I am hoping that many of those who spoke out so strongly against the developers' designs will come out to the community meeting and express themselves again. Unfortunately, I have a previous commitment to attend my daughter's softball game. But I spoke my piece at the other meetings, and I will leave these issues to others to champion.

On the subject of scheduling these meetings in the early evening: the association has made no apologies about catering to schedules of developers with the excuse that they are busy and the insinuation that they are doing the community a favor in meeting with us. We are all busy. Some of us cannot meet consistently between 5 and 7.

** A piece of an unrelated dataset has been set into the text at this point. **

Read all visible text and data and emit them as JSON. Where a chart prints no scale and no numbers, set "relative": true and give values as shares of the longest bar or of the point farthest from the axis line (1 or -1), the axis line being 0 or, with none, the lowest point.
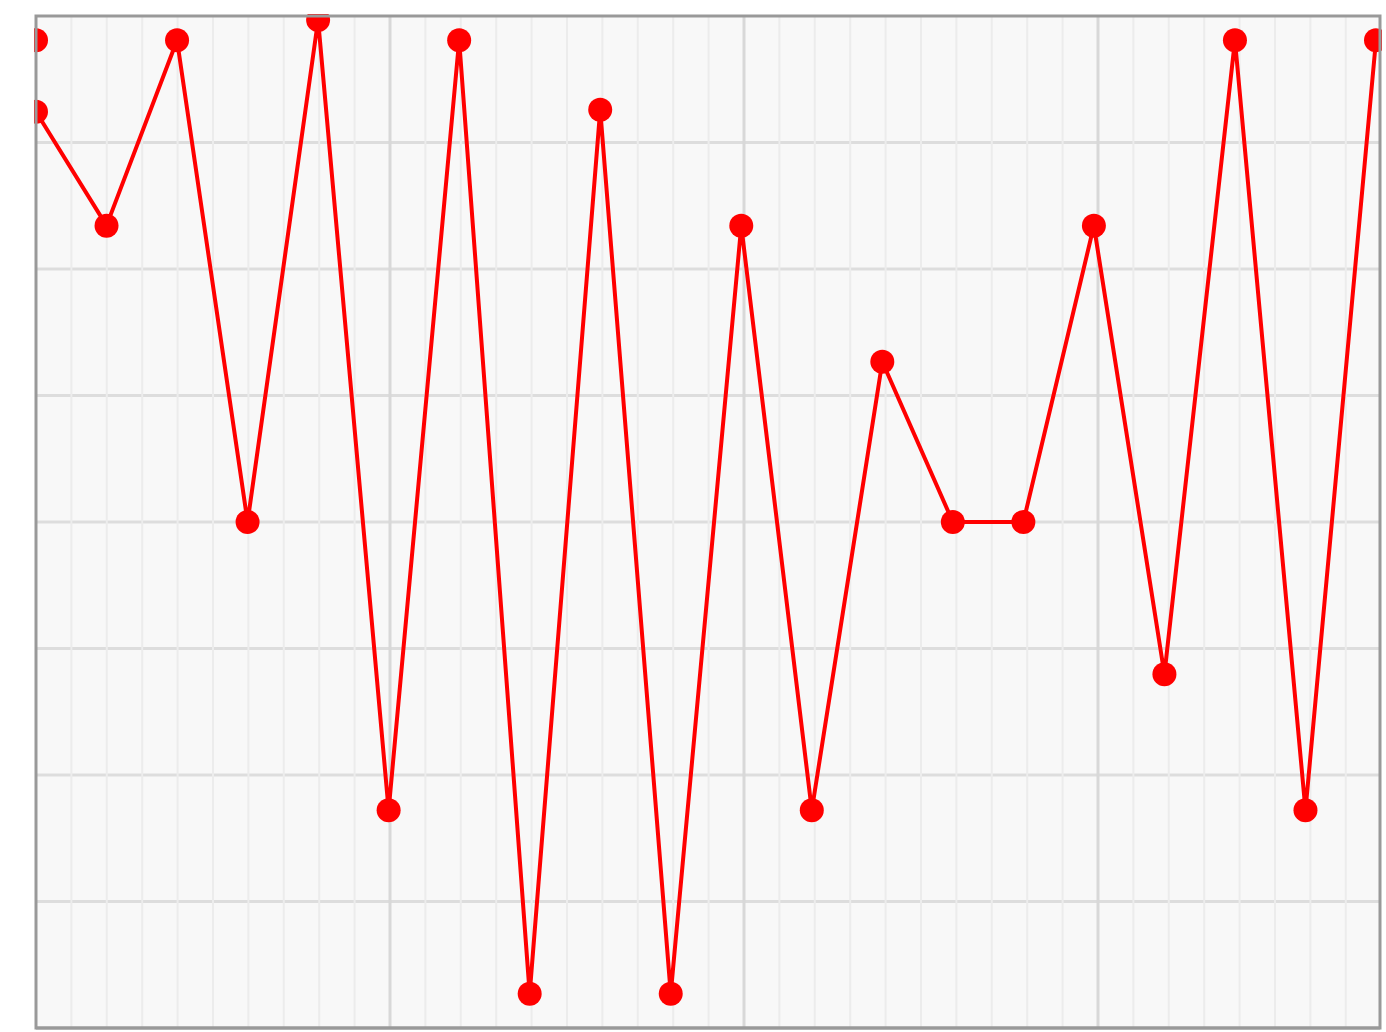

And frankly, the rezoning process in Nashville is supposed to be community-based, which means that if property owners seek rezoning they must seek community support, or at least avoid community opposition. It is part of the job description of "developer" to interact with the community. When Salemtown Neighbors' executives speak down to the association and when they scold members to be more flexible with meeting times they indicate that they either do not understand community planning or the do not care to engage in it.

After speaking to one of the 6th and Garfield developers candidly just before the second meeting, I have to wonder whether the association does not care to engage in community planning. That developer told me that the association was handling all the communication with the neighborhood, and that an association leader told him that a small number of people would be invited. If that was indeed the case, it would explain why the communication before the first two meetings was so atrocious. I had been excluded myself from the correspondence that went out about the first meeting (which someone else forwarded to me).

Last night I sent CM Gilmore a thank you note for mass mailing cards to neighbors rather than having us rely strictly on the association. Maybe if the communication had been so broad before the first meeting, developers would not still be scrambling for community feedback and support at this point.

The community meeting is tonight at 5:30 at Morgan Park Community Center.

1 comment:

  1. I've missed many a meeting but this meeting was sparsely attended. It seems to me that 1) we are floundering to find some consistency in what we want for our neighborhood and 2) we are naive about what our neighborhood has the potential to become...good and bad. I hope we get our collective arms around a vision and sooner rather than later.